A huge congratulations to Ashley Buttle, who graduated from BA Photography at London College of Communication last Friday. We met with Ashley to find out more about his time at LCC, his highly acclaimed final project; ‘This Space Contains Work’ and his plans for the future…
What made you chose to study Photography at London College of Communication?
I chose to study at London College of Communication because of a recommendation by an alum of then London College of Printing (now LCC), and because of its really good reputation.

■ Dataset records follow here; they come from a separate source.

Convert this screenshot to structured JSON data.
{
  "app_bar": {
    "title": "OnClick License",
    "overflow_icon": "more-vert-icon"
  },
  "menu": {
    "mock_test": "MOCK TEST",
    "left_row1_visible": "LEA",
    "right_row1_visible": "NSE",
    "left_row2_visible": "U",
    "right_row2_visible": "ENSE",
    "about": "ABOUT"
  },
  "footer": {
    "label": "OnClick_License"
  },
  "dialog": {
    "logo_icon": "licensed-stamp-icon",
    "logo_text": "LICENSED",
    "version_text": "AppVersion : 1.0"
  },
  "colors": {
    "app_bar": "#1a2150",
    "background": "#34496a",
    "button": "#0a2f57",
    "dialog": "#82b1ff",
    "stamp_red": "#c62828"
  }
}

When studying AVCE Art and Design, which was mixed media, I was always drawn to photography. So I studied FdA Photography at the University of Gloucester and then worked for a while. I felt like I wanted to go back and finish my studies, so I joined LCC in the second year.
Did you enjoy the course?
I loved the degree; I took every opportunity I could, including doing a semester in Bielefeld, Germany as part of ERASMUS. This was really good experience that helped develop my way of working.
I especially enjoyed contextual studies, which was run by Paul Tebbs, who is a theoretical tutor. He and the module really challenged my perceptions, and changed the way I thought about photography. We were lucky to have guest lecturers such as Craig Smith and Dallas Seitz, which helped give different opinions and perspectives.
What would you say the benefits of studying in London, and in particular LCC?
Studying at LCC has great proximity to galleries – Whitechapel gallery, TATE and Somerset House to name a few… It was also amazing to make use of all the facilities. Every part of my final project was created at the workshops in Elephant & Castle, including book arts, print finishing and reprographics. The graphic design of my book was also done by a LCC MA Graphic Design graduate.
LCC also houses the Photography Archive Research Centre (PARC), run by the well-respected academic, Val Williams who was also available for crits. I was extremely lucky that Val agree to write the introduction to my book.
I also enjoyed the second year collaboration unit with the BA Sound Arts and Design students. It was in partnership with the National Gallery – one of the lead curators there gave us a brief where we had to respond to the works from the gallery – this was a great chance to work in a different manner.
Tell us about your final project This Space Contains Work…
As a bit of a troublemaker, I was keen to create a project that challenged the notions of the institution. The final major project consisted of a book (edition of 25), installation in two locations, and performance. It responded to photography in many ways without strictly adhering to the traditional ‘photo-essay’ or ‘photo-series’ format. As a result I created bodies of work whose purpose was only to be situated in the book, or a vitrine, and spoken about in the past tense. The work is described or illustrated, but never both at the same time. After completion of the book, copies were donated to libraries and institutions, so that now if you search me on the Tate library, you will find a copy of the book, or if you visit the Whitechapel Gallery Archives it is hidden on the shelves. Two copies were donated into the LCC library, and the Dewey reference code used to catalogue the book was used as the basis for the installation.
During the summer show a plinth holding a glowing plaque, with “709.2 BUT” laser-etched into the surface lay in a custom-built 3×3 meter white space, cordoned off with black rope. By following this clue into the library, you walked past a glass display cabinet, positioned beside other temporary displays of the LCC archive, offering some objects that are discussed in the book. Under shelf-mark 709.2 you could find the book, whose text explores memory, archive, reference, the visual, parody and pastiche. The project’s purpose was to respond to its surroundings, that of the educational frame, and the creation of work within a specified context. The 3x3m installation was positioned on the periphery of the main exhibition, between the main gallery, and the library. The introduction to the book was written by Val Williams, who discusses a project that is mentioned only in the introduction, and neither explained nor illustrated elsewhere, to further play with what can and cannot be explained, understood, or known.
What are your plans after graduation?
I feel like I have really developed from two years ago, the degree has been a steep learning curve. After graduation I want to continue to work in photography and the arts, but not strictly taking pictures, more responding to images. I am also considering to further my studies.